Ikea Does Emoji

Few things in life are certain. Death and taxes make two. Other contenders for immoveable universal principles might include the inevitability that any Ikea flat-pack furniture you buy will be revealed to be missing a crucial piece/contain a large, unsightly crack once you’ve hauled it home, spent your Sunday clearing the spare room to accommodate it and unboxed 90 percent of the pieces.

Accumulating domestic clutter, the natural entropy of home order — which drove you to Ikea to buy another storage unit in the first place — might well be another. Couple-based visits to Ikea descending into full-on domestic warfare/divorce are perhaps a third.

And now, in the current App-ozoic digital era, we can add emoji to the list of life inexorables. Aka the stickers that have spread through social platforms like a particularly virulent strain of influenza.

Blend the latter two contenders and the formula dishes up Ikea’s new keyboard app for iOS and Android, Ikea Emoticons, with as much inevitability as a trip to Ikea being bookended by a plate of steaming meatballs and some lingonberry jam.

What Ikea has actually created here is a set of what are (mostly) emoji, with a couple of actual emoticons thrown in for good measure, to humanize all the virtual furniture — and at least keep up the pretense that it’s interested in helping mobile users better express their feelings. (We’ll let them off for getting their ‘emo-clature‘ in a twist.
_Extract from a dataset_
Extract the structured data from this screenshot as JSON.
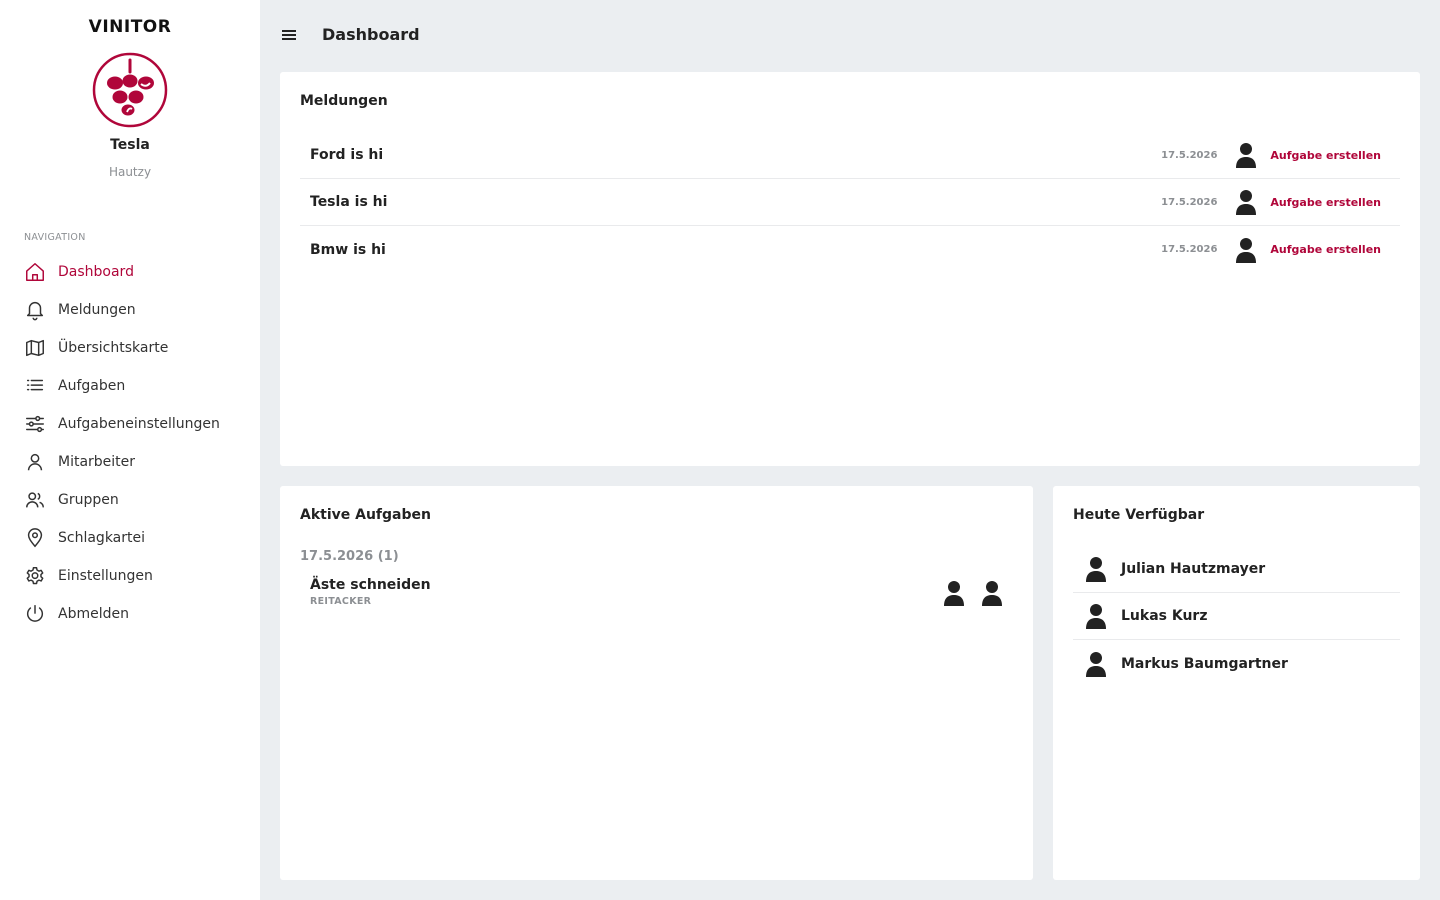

They are Swedish, after all, so mostly we should be thankful they didn’t call the app ‘Uttryckssymboler’. Or ‘Lack Lingo’. Or something.)

Instead of having to remember Ikea’s twee own brand names for the stuff it sells, like Lack and Klippan and Billy and, er, meatballs, users of the app can communicate their furniture-based desires to each other via emoji instead. How cute! How lovely! How [insert slightly-creepy-looking-heart-with-outstretched-hands emoji]! (Although, strangely enough, Ikea appears to have failed to include a Lack in its emoji collection. But you will find Billy. And Lampan. And Poäng. And a picture of an Allen Key. And did I mention meatballs?)Ikea emoji

Ikea reckons the keyboard will be useful when couples need to tell each other where at home they left their keys. Or not to be so untidy with all that clutter they bought from Ikea, but ya know tactfully, without causing a big ol’ barney. Or something. Domestic bliss presumably leads to more furniture purchases.

While social messaging platform Line has turned its kawaii digital mascots into real-world plush toys and other merch, Ikea is turning its real-world products into cutesy stickers. As branding plays go, it’s spectacularly blatant. Encouraging people to transmute their communications out of the lexis and into branded icons that make real-world products instantly recognizable and strangely familiar really just needs a video clip of someone sitting in a high-backed chair stroking a cat to feel complete…

There, much better.

You can check out Ikea Netherland’s promo video for the app below.

The app joins a raft of new keyboards on iOS — possible since Apple opened up system-wide keyboards to third parties last fall. Android, meanwhile, has always sanctioned alternative keyboards.